REST uses standard HTTP response status codes (e.g., 200 OK, 201 Created, 404 Not Found) to communicate outcomes.
2. RPC: Procedure-Oriented Architecture
Remote Procedure Call (RPC) is a procedure-oriented (action-oriented) style. It is designed to execute code on a remote server as if it were a local function call.
Instead of defining resources using URLs and utilizing HTTP verbs, RPC maps URLs directly to server Actions. Queries are typically routed through a single entry point (usually using POST requests):
POST /getBooks: Execute the fetch books function.POST /createBook: Execute the create book function.POST /updateBook?id=42: Execute the update book function.
Modern Implementations: gRPC and JSON-RPC
While older RPC systems used XML (XML-RPC), modern setups use JSON-RPC or gRPC (developed by Google).
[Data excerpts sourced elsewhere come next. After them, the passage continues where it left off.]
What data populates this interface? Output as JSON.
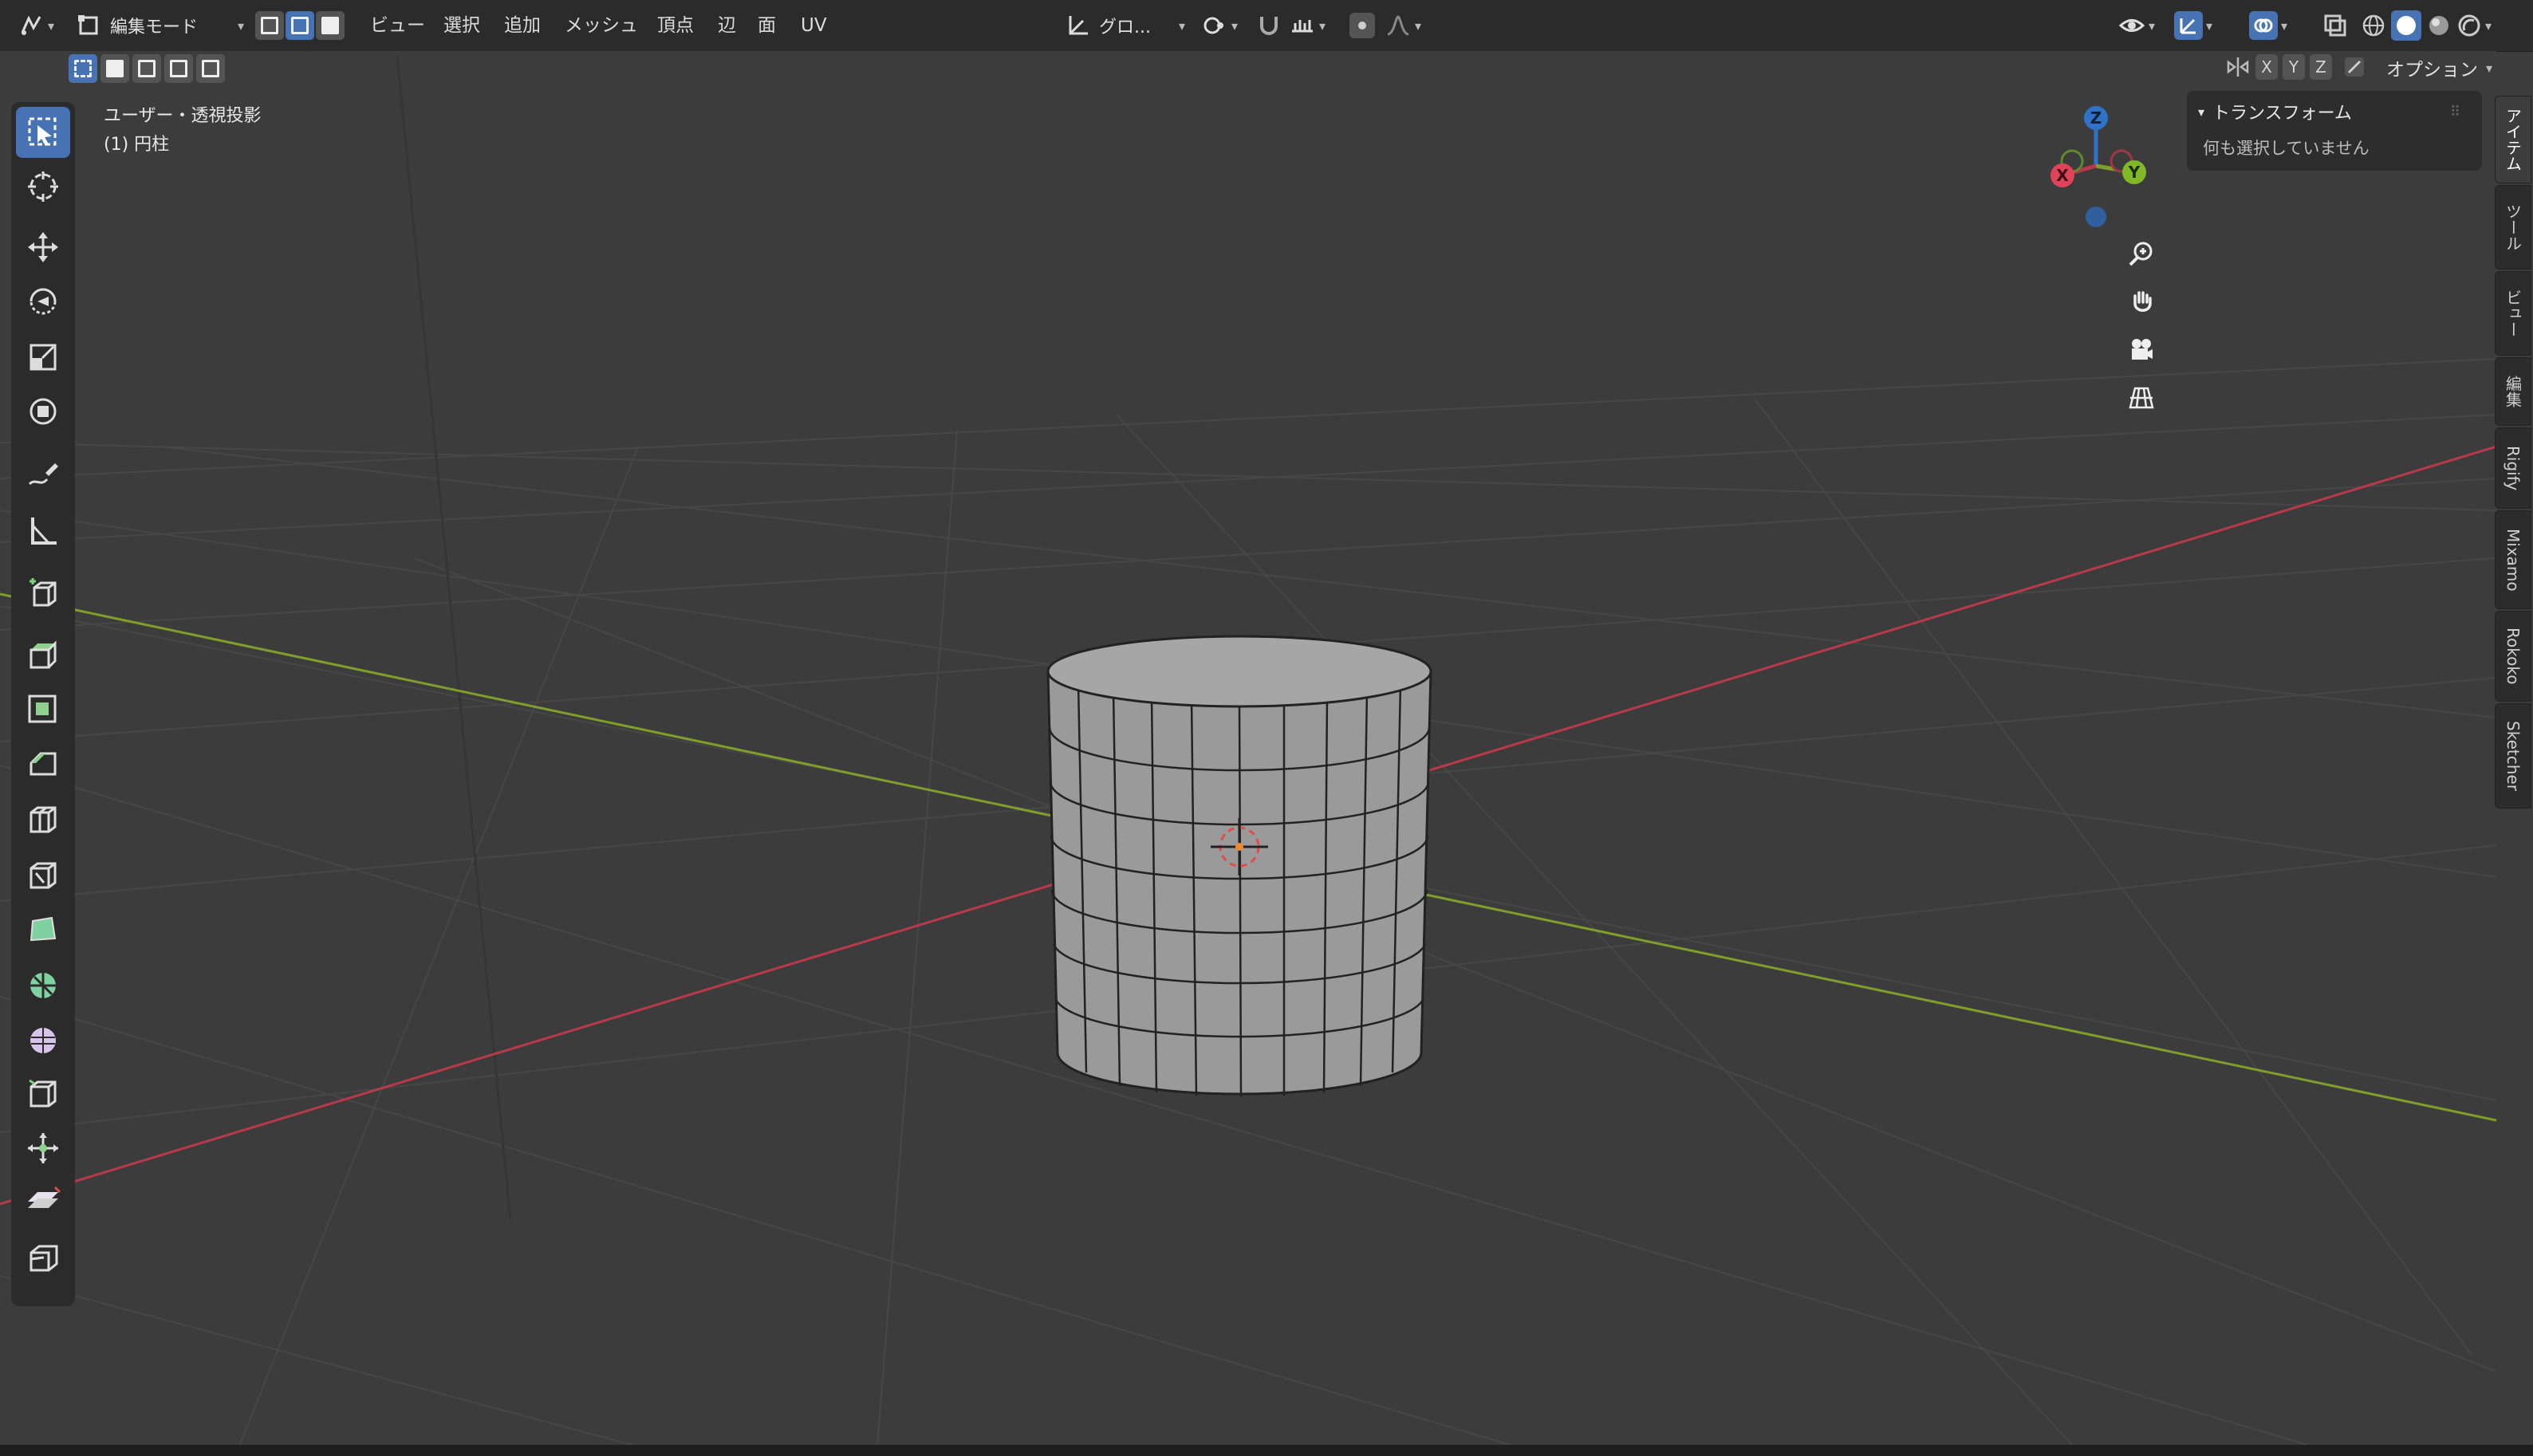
{
  "header": {
    "mode_label": "編集モード",
    "menu": [
      "ビュー",
      "選択",
      "追加",
      "メッシュ",
      "頂点",
      "辺",
      "面",
      "UV"
    ],
    "transform_orientation": "グロ...",
    "options_label": "オプション",
    "axis_x": "X",
    "axis_y": "Y",
    "axis_z": "Z"
  },
  "viewport": {
    "view_name": "ユーザー・透視投影",
    "object_name": "(1) 円柱"
  },
  "gizmo": {
    "x": "X",
    "y": "Y",
    "z": "Z"
  },
  "npanel": {
    "section_title": "トランスフォーム",
    "empty_message": "何も選択していません"
  },
  "tabs": [
    "アイテム",
    "ツール",
    "ビュー",
    "編集",
    "Rigify",
    "Mixamo",
    "Rokoko",
    "Sketcher"
  ],
  "colors": {
    "accent": "#4772b3",
    "x_axis": "#b83a4a",
    "y_axis": "#7f9e2b",
    "z_axis": "#2f73c9",
    "grid": "#474747"
  },
  "tools": [
    "select-box",
    "cursor",
    "move",
    "rotate",
    "scale",
    "transform",
    "annotate",
    "measure",
    "add-cube",
    "extrude",
    "inset",
    "bevel",
    "loop-cut",
    "knife",
    "poly-build",
    "spin",
    "smooth",
    "edge-slide",
    "shrink-fatten",
    "shear",
    "rip-region"
  ]
}
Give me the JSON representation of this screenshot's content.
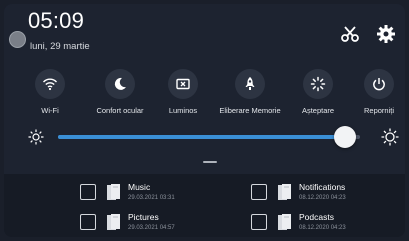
{
  "status": {
    "time": "05:09",
    "date": "luni, 29 martie"
  },
  "header_icons": [
    {
      "name": "scissors-icon"
    },
    {
      "name": "gear-icon"
    }
  ],
  "quick_tiles": [
    {
      "label": "Wi-Fi",
      "icon": "wifi-icon"
    },
    {
      "label": "Confort ocular",
      "icon": "moon-icon"
    },
    {
      "label": "Luminos",
      "icon": "screen-cast-icon"
    },
    {
      "label": "Eliberare Memorie",
      "icon": "rocket-icon"
    },
    {
      "label": "Așteptare",
      "icon": "loading-icon"
    },
    {
      "label": "Reporniți",
      "icon": "power-icon"
    }
  ],
  "brightness": {
    "level_percent": 95,
    "min_icon": "sun-small-icon",
    "max_icon": "sun-large-icon"
  },
  "files": [
    {
      "name": "Music",
      "date": "29.03.2021 03:31"
    },
    {
      "name": "Notifications",
      "date": "08.12.2020 04:23"
    },
    {
      "name": "Pictures",
      "date": "29.03.2021 04:57"
    },
    {
      "name": "Podcasts",
      "date": "08.12.2020 04:23"
    }
  ],
  "colors": {
    "accent": "#3a8fd6",
    "panel": "#1d2330",
    "tile": "#2d3442"
  }
}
gRPC utilizes Protocol Buffers (Protobuf)—a binary serialization format—running over HTTP/2. This makes gRPC connections extremely fast, highly compressed, and capable of handling bidirectional streaming.
Key Architectural Differences
1. Conceptual Mapping: Resources vs. Actions
- REST maps clean resource nodes. It is highly intuitive for CRUD (Create, Read, Update, Delete) operations on database models.
- RPC maps server actions. It fits scenarios that do not align with basic database rows, such as triggering complex calculations (e.g.,
/calculateTax), restarting servers, or processing multi-step workflows.
2. Coupling and Contracts
- REST has loose coupling. The client only needs to know the URL paths and response schemas (typically documented via OpenAPI).
- RPC (especially gRPC) requires tight coupling. The client and server must share the exact same
.protointerface definition files. If the server updates its interface, the client must update its compiled stub files to prevent compile breaks.
3. Payload and Network Performance
- REST typically transmits plain JSON text over HTTP/1.1. This is human-readable, but has large payload sizes and incurs high head-of-line blocking network latencies.
- gRPC transmits binary Protobuf bytes over HTTP/2. It bypasses text overheads entirely, making it up to 10 times faster than standard REST-JSON APIs.
Feature Summary Comparison
| Metric | REST | RPC / gRPC |
| Model | Resource-oriented | Action / Procedure-oriented |
| HTTP Verbs | Utilizes GET, POST, PUT, DELETE | Typically uses POST only |
| Payload Format | JSON, XML, YAML | Binary Protobuf (gRPC) or JSON |
| Protocol | HTTP/1.1 or HTTP/2 | HTTP/2 (for gRPC) |
| Coupling | Loose (schema-optional) | Tight (shared client/server contracts) |
| Best Used For | Public web APIs, CRUD applications | Internal microservices, streaming |
Which Should You Choose?
Choose REST if:
- You are building public web APIs designed to be consumed by third-party developers, browsers, or mobile applications.
- Your application is a standard CRUD system manipulating database entities.
- You want to utilize CDN edge caching to cache read queries.
Choose RPC / gRPC if:
- You are building an internal microservices cluster where high-speed, low-latency, and multiplexed binary communication is critical.
- You need to stream real-time data feeds bidirectionally.
- Your endpoints trigger operations or workflows rather than database row edits.
Conclusion
Both REST and RPC are powerful API design styles. REST is the standard choice for consumer-facing APIs and CRUD web applications, providing human-readable JSON payloads, loose coupling, and native browser cache integrations. RPC (and gRPC) is the ideal engine for high-performance microservices architectures, offering binary compression speeds, strict compile contracts, and advanced streaming capabilities.